No momento em que subiam a plataforma de honra, Mao Tsé-tung e Lin-Piao foram longamente aclamados pela multidão, que, deste modo, consagrou a segunda posição de Lin na hierarquia do Partido e seu delfinato à sucessão do regime, designado pela primeira vez, em janeiro, num documento distribuído pelos membros do Partido: “O camarada Lin-Piao é o último companheiro de armas do camarada Mao Tsé-tung e seu sucessor.” Entre os mais altos dignatários, logo depois de Mao, também Chiang Chinh, sua terceira mulher, outrora atriz de corpo escultural, que se murmura ter sido a inspiradora da Revolução Cultural...

Mao Tsé-tung, Lin-Piao e Chu En-lai foram eleitos presidente, vice-presidente e secretário geral do Congresso – o primeiro, desde os remotos dias de 1956(quanto caminho percorrido!) e o maior na existência do Partido Comunista Chinês. Em seguida, Lin-Piao, em nome da Comissão Central, apresentou um relatório, exaltando “a missão de combate que incube ao Partido”.

Ninguém poderá, jamais, adivinhar que ideia perpassariam pelo cérebro do velho Mao nessa hora – se o seu pensamento se volvia melancolicamente para o passado ou se, ensimesmado e arrogante, perscrutaria o futuro da dimensão da mesma escala em que improvisou, comandou, sofreu e venceu a “Grande Marcha” e, partido dela, do zero, arrancou para o presente, simples instante dialético na mística de uma vitória final, total e universal.

Imaginemos, aliás com pouca lógica, que retrocedia à explosão da primeira arma atômica chinesa (essa, que tinham tão ferozmente desejado, que o ministro do Exterior confidenciou a um grupo de jornalistas estrangeiros: “Andaremos sem calças, mas teremos nossa bomba!”) e à eliminação, de cena política, de Nikita Sergueievitch Kruschev. O próprio Mao, Liu Chao-chi e Chu En-lai passavam de mão em mão a comunicação oficial da embaixada daURSS. Liu Chao-chi e não Lin-Piao, ao mesmo tempo que, em Washington, a Comissão de Energia atômica anunciava com foros de sensação, após análises das cinzas radioativas da atmosfera, que o engenho chinês não era uma bomba rudimentar de plutônio, como o mundo legitimamente suspeitara, mas uma bomba de urânio enriquecido. Esta verificação alterava radicalmente os dados do problema e sugeria a prova que a ciência atômica chinesa estava muito além da fase incipiente.

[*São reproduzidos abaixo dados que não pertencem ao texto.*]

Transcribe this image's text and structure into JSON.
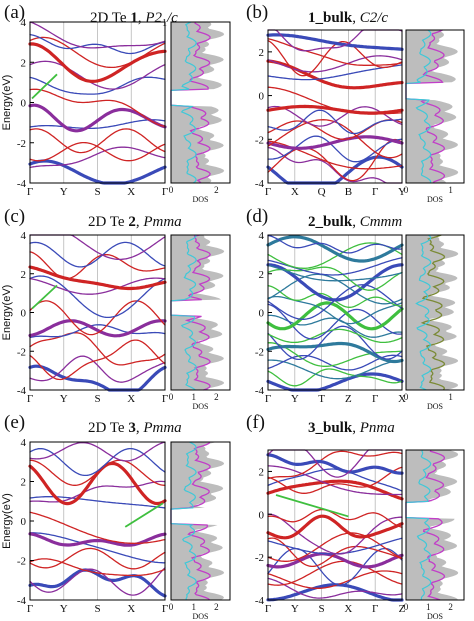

Em outubro de 1964, os dirigentes chineses pareciam vencedores na crista vaga; reclamavam a cabeça de Nikita e promoviam a cisão no seio de Partidos. Um mês depois, Chu En-lai chegava a Moscou à frente de uma delegação e pedia Brejnev a a Kossyguine que não fizessem Kruschnevismo sem Kruschev... Sem dúvida, os russo foram cordiais, mas, de volta a Pequim, os chineses, apesar de sua bomba e da mudança de chefia operada no Kremlin, talvez não estivessem já seguros de se haver voltado, tão decisivamente, uma página da sua história milenar...

Talvez por isso, a evolução na República Popular Chinesa tomou o rumo da Revolução Cultural... Impunha-se dar a réplica a Moscou, fortalecer e endurecer o regime, prepará-lo para grandes batalhas de um futuro, que, afinal, as substituições na Praça Vermelha não permitiam, talvez, evitar.

Contudo, a Revolução Cultura a ninguém deveria surpreender, pois, em certa medida, não era mais que um desdobramento das vastas e profundas convulsões que antecederam. O estudo generalizado das ideias de Mao Tsé-tung, a eliminação de costumes enraizados e de obsoletas maneiras de pensar, as mutações de toda ordem, os ataques aos intelectuais burgueses, tudo isso vinha de trás, Recomeçava, agora, mais do que com vigor – com autêntica violência. Por outro lado, surgiu uma série de fatores inéditos, ainda em parte inexplicados no Ocidente: a súbita erupção dos guardas vermelhos e seus métodos terroristas, na sequência da espantosa revelação de que certos corifeus do Partido, incluindo personagens muito altamente colocadas e cotadas da linha dura (por exemplo, Peng-Chen, presidente do Município de Pequim) eram passíveis de gravíssimas acusações antipartido e até de eliminação física ao mesmo tempo que a estrela de Lin-Piao principiava a ascender vertiginosa e fulgurantemente para o zênite político...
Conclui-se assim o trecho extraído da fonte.